This car make was part of General Motors for more than 90 years. However, only one model was sold in the US badged as that make. (It was sold by Pontiac dealers from 1958 to 1962.)
The parent company of Vauxhall was founded in 1857 by Scottish marine engineer Alexander Wilson and originally produced marine engines and pumps. The name of the company comes from Vauxhall Gardens, which was located near the original manufacturing plant. Vauxhall is a morph (can I use that as a noun?) of Fulk’s Hall, named after a 13th century knight, Fulk le Breant, who owned the land. When Vauxhall moved to Luton in 1907 (they began manufacturing cars in 1903) the land on which they built their new factory had also been part of his land. Vauxhall’s classic symbol, the Griffin, was le Breant’s crest.
Before its purchase by General Motors in 1925, Vauxhall built medium to large cars and wasn’t always profitable. The late Michael Sedgwick, a famous British automotive writer, wrote of the acquisition, “Between 1925 and 1937 fun went out the door and black ink appeared in the ledgers.” GM moved Vauxhall towards the middle of the British automotive market aiming to produce higher volumes of more conventional cars that, using their large engineering, design and production resources, would offer modern technology and high levels of equipment at a reasonable price with competitors being the likes of Humber and Wolseley.
Badge engineering affected General Motors’ European operations as much as it did their American operations. Starting in the mid-1970s the links between Vauxhall and the rest of the “international” GM line became much more obvious to the point where Vauxhalls became badge-engineered Opels.

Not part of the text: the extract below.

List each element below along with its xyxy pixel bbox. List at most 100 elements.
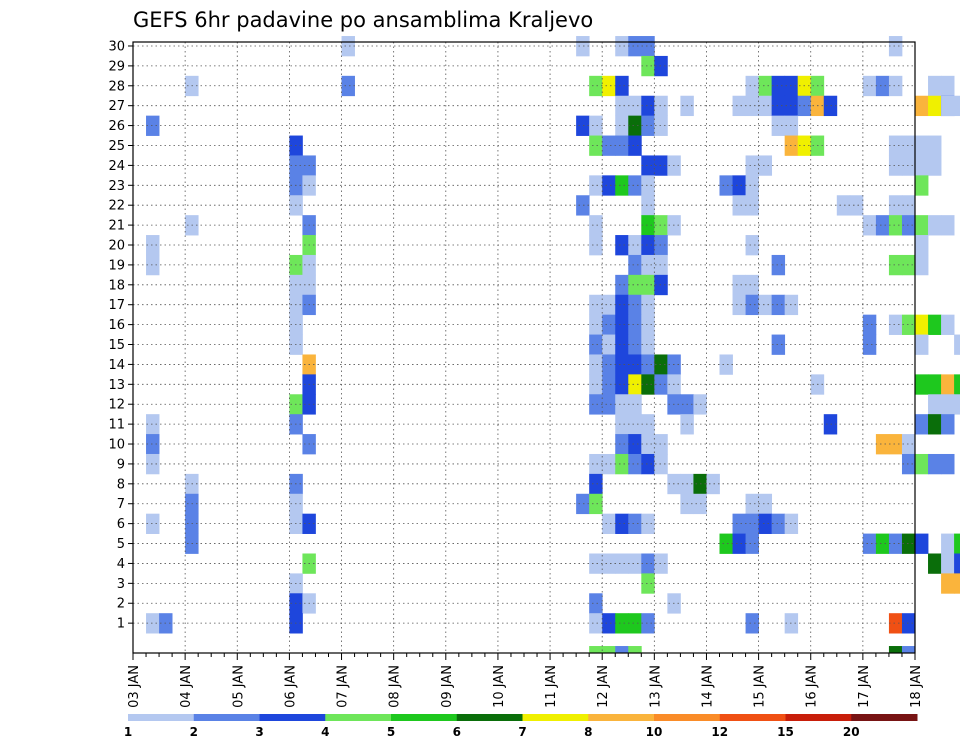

Let me back up to the only Vauxhall sold in the US with that name…what would prove to be the highly successful and long-lived Victor model was introduced in 1957. General Motors didn’t have any products at that time that could compete with the rising tide of imported smaller cars. Beginning in 1958, the Victor was available in the US through Pontiac dealers. Below is a photo of a 1958 Vauxhall Victor, although I think it’s a UK, not a US, model.
Notice the wrap-around windshield that mirrored US styling trends of the period. Even though it was a 4-door car, this iteration of Victor was not large, at all. Its wheelbase was just 98 inches and the car was just 167 inches long, identical dimensions to the second-generation BMW Z4, one of which I owned for 29 months.
The car never caught on and, as best as I can figure, only about 30,000 were sold during the four years the car was offered in the US. When GM introduced the Senior Compact line in 1961 (Pontiac’s version was the Tempest) and it was successful, the Victor was dropped in 1962 in the US although Vauxhall-badged cars continued to be sold in Canada until 1971. The US experience notwithstanding, the Victor was sold in five iterations for about 20 years with total sales of 1.34 million units.
Vauxhall has been known for prosaic family cars for most of its history. However, for a brief time the Opel Speedster, a mid-engined sports car that was built with much input from Lotus, was sold in the UK as the Vauxhall VX220. Here is a photo:
To me, the design is sort of an amalgamation of Saturn Sky and third-generation Toyota MR2, but I like the looks of this car. Not counting the limited production VXR spec, the VX220 was powered by a 2-liter, turbocharged 4-cylinder engine that produced 200 HP/197 LB-FT of torque. Since the car only weighed about 2,000 pounds, it had an excellent power-to-weight ratio.
As General Motors struggled in the 1990s and 2000s its European operation began to be a liability. Proximal to its bankruptcy period, GM negotiated a sale of Vauxhall (and Opel) to Canadian car company Magna in September, 2009. However, GM changed its mind two months later having concluded that Opel and Vauxhall Motors were crucial to their global strategy.
As the red ink continued to flow in Europe, the last time GM earned a profit from its European operations was 1999, the American automotive giant had no choice but to sell its European divisions. General Motors lost $20 billion in Europe in the last 17 years before selling Vauxhall and Opel to Groupe PSA in 2017. With the merger of Fiat Chrysler and Groupe PSA to form Stellantis in 2021, Vauxhall is now a part of the latter.
I am not even close to being an expert on Vauxhall so I apologize if this history seems haphazard. Still, I think it’s an important make with a long history including its 90-plus year tenure as part of General Motors.
The “W Car” will be the last car with its own post. As I wrote earlier this week, I am going to combine the last three cars into one post since it’s slim pickings for those three letters.